Material and methods

Study and Population

A cross-sectional survey was performed in the municipality of Santa Maria (south Brazil) between 10th March and 31st August 2013. This study included postmenopausal women aged >55 y who attended the Brazilian primary care service at least once during the 24-month period. Exclusion criteria included the presence of cognitive impairment and/or communication difficulties. The estimated ethnic composition of the population comprised 63.5% Caucasians, 29.5% mixed, 6.6% Africans, and 0.4% other, according to the Brazilian Institute of Geography and Statistics.

Variables

Data were collected using a standard questionnaire for comorbidities established and authorized by the GLOW study and The Center for Outcomes Research, University of Massachusetts Medical School, as previously published.
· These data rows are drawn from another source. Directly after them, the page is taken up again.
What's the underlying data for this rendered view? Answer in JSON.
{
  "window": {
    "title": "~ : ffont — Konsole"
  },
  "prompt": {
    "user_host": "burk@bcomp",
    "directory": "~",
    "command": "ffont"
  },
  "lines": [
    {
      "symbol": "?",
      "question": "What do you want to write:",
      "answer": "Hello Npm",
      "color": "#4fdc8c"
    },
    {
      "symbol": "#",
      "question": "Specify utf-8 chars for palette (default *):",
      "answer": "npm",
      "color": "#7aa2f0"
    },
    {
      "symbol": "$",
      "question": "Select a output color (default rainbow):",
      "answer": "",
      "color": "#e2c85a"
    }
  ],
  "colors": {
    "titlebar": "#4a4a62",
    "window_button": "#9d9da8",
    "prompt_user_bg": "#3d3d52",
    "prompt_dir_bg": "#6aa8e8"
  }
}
This questionnaire obtained data regarding demographic characteristics including lifestyle (alcohol and tobacco use), menopause, medications, falls, and comorbidities (type 2 diabetes mellitus, asthma, stroke, inflammatory intestinal disease, cardiac failure, angina, myocardial infarction, cancer, Parkinson´s disease, multiple sclerosis, osteoarthritis, and rheumatoid arthritis). In addition, other questions concerning hirsutism, oligo-amenorrhea, abortion and treatment of hypothyroidism, infertility due to congenital adrenal hyperplasia, and Cushing's Syndrome or hyperprolactinemia were included, based on previous reports in the literature. The questions regarding hirsutism and oligo-amenorrhea were modified from the study with north european caucasian women by Koivunem et al. and consisted of the following questions: 1) “Do you remember if your menstrual cycles occurred at intervals greater than 35 d at least twice a year?” 2) “Do you usually have less than 8 cycles per year or do not menstruate?” 3) “Do you remember if in the past you had problems with the excessive growth of body hair?”. Oligo-amenorrhea was considered present when question one or 2 had a positive answer. Hirsutism was considered present when question 3 had a positive answer. Moreover, anthropometric measures including weight and height were obtained in all participants. Informed consent was obtained from all participants. This study was approved by the municipality of Santa Maria, Brazil, and the Ethics Committee of the Federal University of Santa Maria (CAAE 11166012.6.0000.5346).

Statistical analysis

Description of data included mean ± SD, median (IQR 25, 75), and frequency (n/total n). To address differences between groups, the Fisher's Exact, Chi-square, Student's t, and Mann-Whitney U-tests were used. The results of these models were expressed in odds ratios and 95% confidence intervals [OR (95% CI)]. A statistically significant association was noted when P < 0.05. The analyses were performed using the statistical program IBM SPSS for Windows (version 19.0, IBM Brazil, São Paulo, Brazil).